Greffier lors des débats : Madame Sancie ROUX.
Les parties ont été avisées que le prononcé de la décision aurait lieu par mise à disposition au greffe le 21 Novembre 2024.
ARRÊT
Réputé contradictoire,
Prononcé par mise à disposition au greffe le 21 Novembre 2024,
Signé par Monsieur Philippe SILVAN, Président de chambre et Madame Sancie ROUX, greffier auquel la minute de la décision a été remise par le magistrat signataire.
***
FAITS ET PROCEDURE
1. Le 20 novembre 2015 vers 13h40, alors que M. [F] [M] [L] se trouvait au guidon de sa motocyclette au niveau du [Adresse 6] à [Localité 7], il a été blessé dans le cadre d’un accident de la circulation impliquant un second véhicule conduit par M. [Y] [B], assuré auprès de la société Mutuelle Assurance des Commerçants et Industriels de France (MACIF) Provence Méditerranée.

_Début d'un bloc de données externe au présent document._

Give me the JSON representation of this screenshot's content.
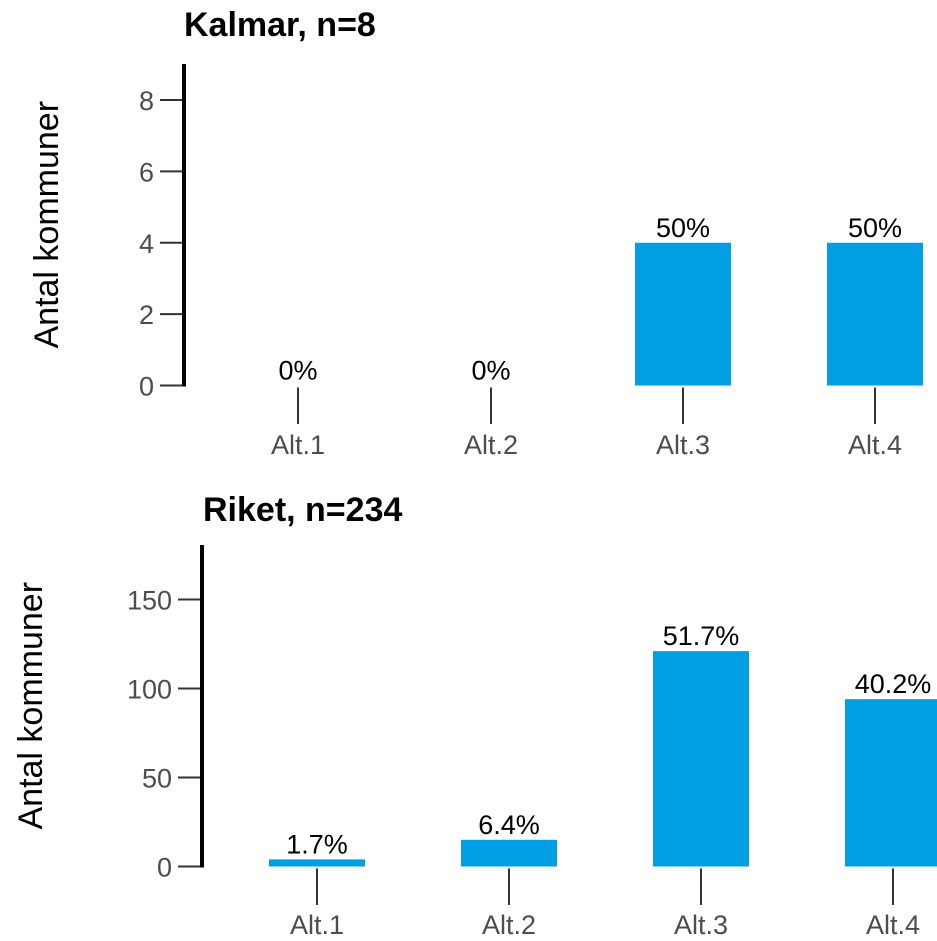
{
  "chart_data": [
    {
      "type": "bar",
      "title": "Kalmar, n=8",
      "ylabel": "Antal kommuner",
      "xlabel": "",
      "categories": [
        "Alt.1",
        "Alt.2",
        "Alt.3",
        "Alt.4"
      ],
      "values": [
        0,
        0,
        4,
        4
      ],
      "labels": [
        "0%",
        "0%",
        "50%",
        "50%"
      ],
      "yticks": [
        0,
        2,
        4,
        6,
        8
      ],
      "ylim": [
        0,
        9
      ],
      "color": "#009fe3",
      "grid": false,
      "legend": "none"
    },
    {
      "type": "bar",
      "title": "Riket, n=234",
      "ylabel": "Antal kommuner",
      "xlabel": "",
      "categories": [
        "Alt.1",
        "Alt.2",
        "Alt.3",
        "Alt.4"
      ],
      "values": [
        4,
        15,
        121,
        94
      ],
      "labels": [
        "1.7%",
        "6.4%",
        "51.7%",
        "40.2%"
      ],
      "yticks": [
        0,
        50,
        100,
        150
      ],
      "ylim": [
        0,
        180
      ],
      "color": "#009fe3",
      "grid": false,
      "legend": "none"
    }
  ]
}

2. Par acte d’huissier du 13 juillet 2018, la société MACIF Provence Méditerranée a fait assigner, devant le tribunal de grande instance de Marseille, M. [F] [M] [L], afin qu’il soit jugé, sur le fondement de la loi 85/677 du 5 juillet 1985, que celui-ci a commis une faute de nature à exclure tout droit à indemnisation du dommage dont il a été victime lors de l’accident de la circulation survenu le 20 novembre 2015. Par acte du 27 décembre 2017, la MACIF a dénoncé la procédure à la Caisse Primaire d’Assurance Maladie (CPAM) des Bouches du Rhône, et la jonction des 2 instances a été prononcée par ordonnance du 3 juillet 2020.
3. Par jugement du 13 mai 2022, le tribunal a :
— Dit que M. [F] [M] [L] a commis des fautes à l’origine de son dommage, causé par l’accident dont il a été victime le 20 novembre 2015 à [Localité 7],
— Dit que ces fautes exclues le droit à indemnisation du dommage corporel de M. [F] [M] [L], résultant dudit accident,
— Débouté en conséquence M. [F] [M] [L], de l’intégralité de ses demandes,
— Déclaré le présent jugement commun à la CPAM des Bouches du Rhône,
— Débouté la MACIF Provence Méditerranée de tout autre demande,
— Débouté M. [F] [M] [L] de sa demande fondée sur l’article 700 du code de procédure civile,
— Condamné M. [F] [M] [L] aux entiers dépens de la présente instance,
— Dit n’y avoir pas lieu à exécution provisoire.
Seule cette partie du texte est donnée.